Dwójka schowała się w wysokiej roślinności.

– No to tyle by było z naszego bezpiecznego domu – burknęła szeptem Akhifer.

Elrad poklepał ją po ramieniu.

– Jeszcze nic straconego. Podrzucimy mu wędraka wymieszanego z czerwonym jagodnikiem i jakoś się go pozbędziemy.

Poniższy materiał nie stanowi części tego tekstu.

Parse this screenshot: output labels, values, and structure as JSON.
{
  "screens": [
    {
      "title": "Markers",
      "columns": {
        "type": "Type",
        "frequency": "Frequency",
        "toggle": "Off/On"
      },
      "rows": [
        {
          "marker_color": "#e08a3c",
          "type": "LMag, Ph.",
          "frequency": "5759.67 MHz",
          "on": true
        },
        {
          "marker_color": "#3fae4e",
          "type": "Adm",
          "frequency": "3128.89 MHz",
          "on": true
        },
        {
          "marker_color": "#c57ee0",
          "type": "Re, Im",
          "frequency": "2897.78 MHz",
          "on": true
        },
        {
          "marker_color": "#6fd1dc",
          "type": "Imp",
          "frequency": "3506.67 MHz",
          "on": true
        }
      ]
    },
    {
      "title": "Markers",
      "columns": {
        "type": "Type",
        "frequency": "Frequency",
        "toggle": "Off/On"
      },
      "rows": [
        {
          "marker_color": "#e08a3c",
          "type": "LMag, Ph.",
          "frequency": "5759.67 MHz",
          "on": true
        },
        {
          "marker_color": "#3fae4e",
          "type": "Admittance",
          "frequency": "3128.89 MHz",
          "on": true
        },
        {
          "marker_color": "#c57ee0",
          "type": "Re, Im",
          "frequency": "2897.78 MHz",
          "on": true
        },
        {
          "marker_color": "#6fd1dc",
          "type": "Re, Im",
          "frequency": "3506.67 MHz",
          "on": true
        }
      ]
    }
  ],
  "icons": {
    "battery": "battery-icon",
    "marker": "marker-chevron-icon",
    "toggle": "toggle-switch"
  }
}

Zabawne, jak dobre pomysły potrafili mieć medycy.

⟪ — ⟫

Urlan bardzo dziękował Kapitan za spełnienie jego prośby. Przy okazji przeprosił za jego wcześniejsze bezczelne zachowanie i w ramach rekompensaty obdarował ją pełną sakwą pereł. Akhifer podziękowała i tylko upomniała, żeby w przyszłości Kapłan wziął kilka oddechów, zanim zacznie pływać w kółko w poszukiwaniu pierwszego lepszego karpia do roboty. Karpica odpłynęła, starając się nie upuścić swojej nagrody.

⟪ — ⟫

Po kilku dniach łowcy zgłosili, że niedźwiedź przestał nawiedzać wody jeziora. Alfa osobiście podziękowała Medykowi za jego wkład w rozwiązanie problemu.